Wednesday, May 13, 2009

Makeup on ( ) Space

To be perfectly frank, I do not fully understand this poem. I only have my own assumptions, and it seems to be a personal translation and understanding. It almost feels bias, which is why I type my analysis with care and prudence. Reading this poem all I kept returning to was the central idea of a cry for self-actualization, self-discovery. 
"I am putting makeup on empty space", painting and camouflaging the "empty space" which I like to think of as the speaker her/himself, and her/his ideal image, or rather, her unique being.
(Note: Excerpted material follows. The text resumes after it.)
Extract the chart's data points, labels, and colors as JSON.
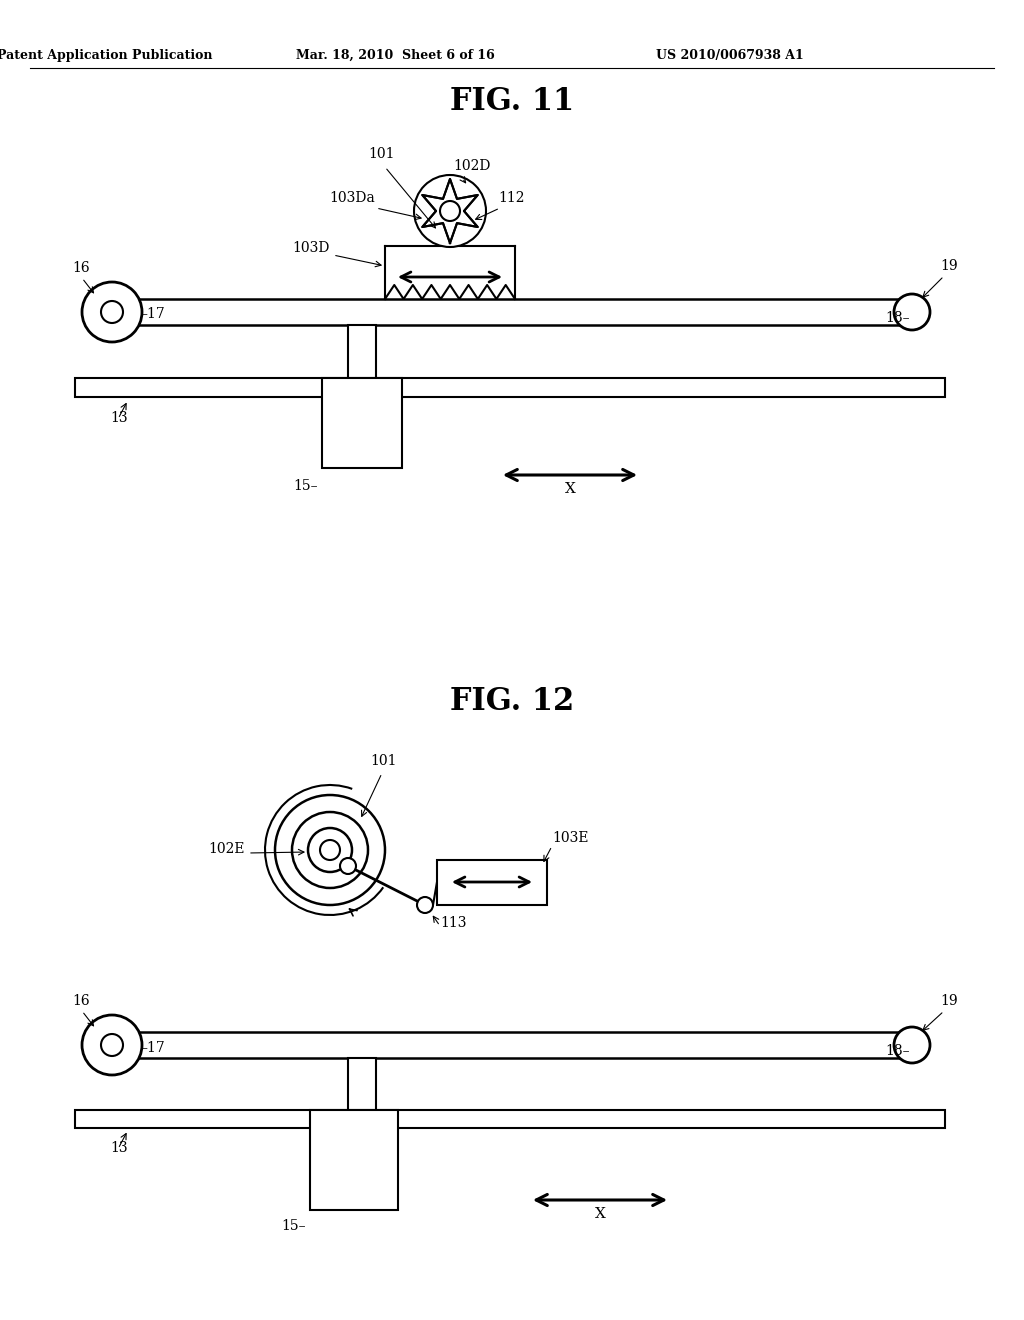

As the poem goes on, it seemed like the speaker experimented with many things trying to find their niche, "pasting eyelashes... painting eyebrows... piling creams on empty space". Painting , pasting, and piling on the fantasy dreamt empty space, to fulfill her standards, but to no avail as she continues. "Hanging ornaments... gold clips, lacquer combs, plastic hairpins... sticking wire pins... packing, stuffing jamming  empty space". Pasting, sticking, stuffing jamming plastic hairpins, the speaker is relentless in her search for her true self but is found lost and restless in the "hanging night, drifting night, the moaning night, daughter of troubled sleep". 
"I am taping the picture I love so well on the wall: moonless black night beyond country-plaid curtains everything illuminated out of empty space", illuminated by her presence, she hangs "up a mirror to catch stars, everything occurs to me out in the night in my skull of empty space". Here the speaker has seemed to contacted her true self, in the midst of the cold night, in the depths of her mind, she is satisfied with herself as is, she is an illuminating gleam of light in the sky.  "There's talk of dressing the body with strange adornments to remind you of a vow to empty space there's talk of the discourse in your mind... I wish to venture into a not-chiseled place". Finally satisfied, she realizes the sad social-programmed fabrications of images past. 
To save myself from any further possible humiliation, I reserve any other supporting notions for the journal.

1 comment:

  1. Yes, I think you're right on several counts, here--the urge toward self-actualization, how this is often difficult our minds are cluttered with "social-programmed fabrications" (think of Piercy's "Barbie Doll"); though he wouldn't say she is "satisfied" untimately. A sense of the transitoriness of all things, almost a willful arbitrariness (of the self, its image making) "appear" in the poem; what we are left with is the "vow to empty space," underlying it all... The poem is embued with Buddhist sensibility, in this way. In a sense (a very different sense), I think of what follows the "We" each line/time in Brooks "We Real Cool."